According to Crux, Pope Francis and Ecumenical Patriarch Bartholomew of Constantinople called on Christians to work together to build a culture of solidarity in the face of growing economic inequality and a lack of respect for the human dignity of the poor and of migrants.

The two leaders met privately May 26 before addressing an international conference sponsored by the Centesimus Annus Pro Pontifice Foundation, which seeks to promote the teaching of St. John Paul II’s 1991 encyclical on social and economic justice.

“The current difficulties and crises within the global economic system have an undeniable ethical dimension,” Francis told some 500 business leaders, theologians and proponents of Catholic social teaching.

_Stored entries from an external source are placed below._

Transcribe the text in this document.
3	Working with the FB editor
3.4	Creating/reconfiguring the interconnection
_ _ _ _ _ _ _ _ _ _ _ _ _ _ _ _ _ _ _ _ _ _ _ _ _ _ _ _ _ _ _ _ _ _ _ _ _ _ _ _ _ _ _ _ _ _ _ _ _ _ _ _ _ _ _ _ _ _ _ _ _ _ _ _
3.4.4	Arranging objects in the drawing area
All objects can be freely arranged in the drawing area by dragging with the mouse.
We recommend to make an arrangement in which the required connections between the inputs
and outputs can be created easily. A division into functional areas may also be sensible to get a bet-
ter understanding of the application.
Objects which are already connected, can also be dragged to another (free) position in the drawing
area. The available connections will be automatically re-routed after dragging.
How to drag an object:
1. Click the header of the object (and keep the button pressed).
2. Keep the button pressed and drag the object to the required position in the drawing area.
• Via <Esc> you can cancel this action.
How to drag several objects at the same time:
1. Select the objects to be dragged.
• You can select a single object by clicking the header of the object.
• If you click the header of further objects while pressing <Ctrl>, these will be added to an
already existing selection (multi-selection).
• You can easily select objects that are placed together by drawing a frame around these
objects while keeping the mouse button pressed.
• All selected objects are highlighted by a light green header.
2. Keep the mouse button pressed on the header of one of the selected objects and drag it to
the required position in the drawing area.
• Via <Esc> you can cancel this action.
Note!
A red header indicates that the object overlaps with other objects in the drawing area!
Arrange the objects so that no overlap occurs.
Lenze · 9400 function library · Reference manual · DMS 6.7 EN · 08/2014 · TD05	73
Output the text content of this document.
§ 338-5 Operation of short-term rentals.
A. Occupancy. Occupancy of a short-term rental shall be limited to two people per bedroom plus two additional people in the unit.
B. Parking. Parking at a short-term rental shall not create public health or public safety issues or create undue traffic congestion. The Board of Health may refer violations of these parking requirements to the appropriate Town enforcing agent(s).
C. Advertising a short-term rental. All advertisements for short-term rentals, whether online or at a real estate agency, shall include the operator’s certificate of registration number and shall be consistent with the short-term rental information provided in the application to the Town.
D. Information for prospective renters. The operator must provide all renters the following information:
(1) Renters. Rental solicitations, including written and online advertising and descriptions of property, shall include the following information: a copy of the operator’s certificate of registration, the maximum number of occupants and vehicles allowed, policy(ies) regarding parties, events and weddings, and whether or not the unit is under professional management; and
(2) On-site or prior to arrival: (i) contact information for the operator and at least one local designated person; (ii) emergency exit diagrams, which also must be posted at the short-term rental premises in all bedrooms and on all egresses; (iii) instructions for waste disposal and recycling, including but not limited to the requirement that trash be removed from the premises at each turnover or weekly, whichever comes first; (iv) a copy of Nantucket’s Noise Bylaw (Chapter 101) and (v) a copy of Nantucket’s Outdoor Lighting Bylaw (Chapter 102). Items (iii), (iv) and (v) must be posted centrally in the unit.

The crises clearly “are related to a mentality of egoism and exclusion that has effectively created a culture of waste blind to the human dignity of the most vulnerable,” the pope said.

A “growing ‘globalization of indifference’” is seen in the uneven pace of development, “not only in materially poorer countries but increasingly amid the opulence of the developed world,” he said. It also is obvious in people’s reactions to migrants and refugees.

In his speech to the gathering, Bartholomew insisted that Christianity is “essentially social. Faith is not limited only to the ‘soul’ without any interest for the social dimension, but rather, it also plays a pivotal role at the level of society.”

The Orthodox and Catholic churches, he said, promote spiritual values and charitable activity, but they also teach “the principles of the respect of the person, solidarity, subsidiarity and the common good.”

But, he said, the world today – as seen in the global economic system and the continued destruction of the environment – is experiencing a “crisis of solidarity” that threatens humanity’s very existence.

Bartholomew condemned what he described as the “‘fundamentalism of the market,’ the deification of profit, the association of dignity with the property, the reduction of the human being to ‘homo oeconomicus’ and the subordination of the human person to the tyranny of needs.”